Mesmo que o imóvel esteja conservado, limpo e com o IPTU em dia, ele ainda está sujeito ao cumprimento da função social

Há situações em que os imóveis podem não ter edificações e, mesmo assim, estarem de acordo com a lei, como em casos de galpões, quadras, piscinas ou postos de gasolina. Estacionamentos rotativos de carros, no entanto, não estão dentro desses casos.

Há uma semana como secretário de Urbanismo e Licenciamento, Fernando Chucre disse à Folha que os processos serão retomados.

Segundo ele, é normal que o número de notificações seja alto nos primeiros anos e caia depois. "Você dá uma volta no quarteirão e identifica claramente prédio desocupado, terreno vazio, prédio ocupado por movimento de moradia. É muito fácil fazer esse levantamento" diz ele. "Não vamos notificar 500 por ano, porque os principais imóveis desocupados já foram notificados."

A prefeitura diz que revisou as notificações feitas na gestão anterior e encontrou inconsistências.
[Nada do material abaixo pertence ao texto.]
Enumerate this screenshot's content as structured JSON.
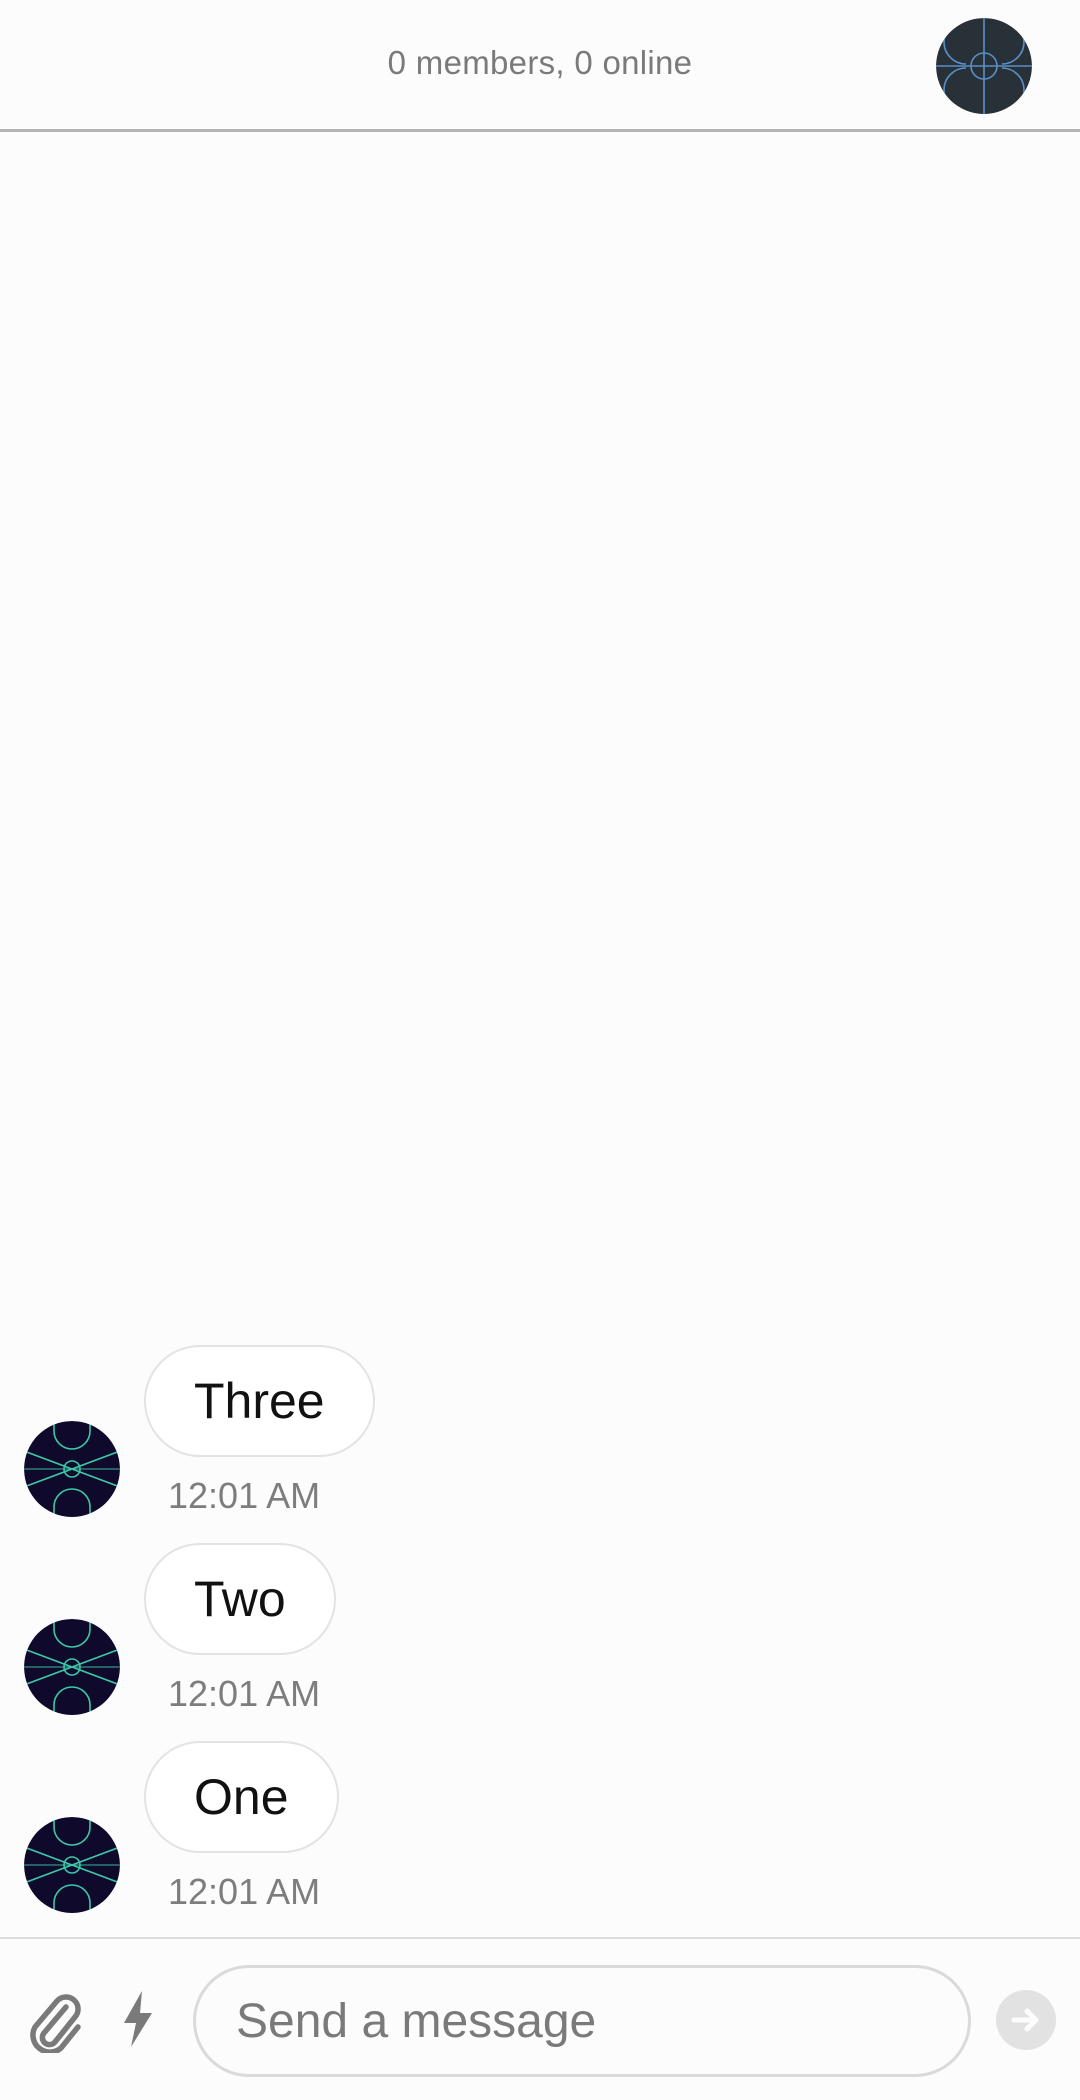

Isso, diz a pasta, demanda "rotineira conferência e correção". Em 2017, 600 processos foram revistos, e, em 2018, foram mil, diz.

A secretaria afirma que 262 imóveis tiveram um IPTU mais caro em 2017, e 392 em 2018, "o que representa a sedimentação e continuidade do instrumento aplicado e consolidação dos processos já iniciados."

Por fim, a prefeitura nega que o órgão responsável por essa fiscalização esteja sendo reduzido, mas não responde se pretende recontratar funcionários. "A Cepeuc permanece mobilizada na tarefa para a qual foi constituída. As medidas adotadas pela coordenadoria até o momento representam justamente o fortalecimento do instrumento aplicado por ela."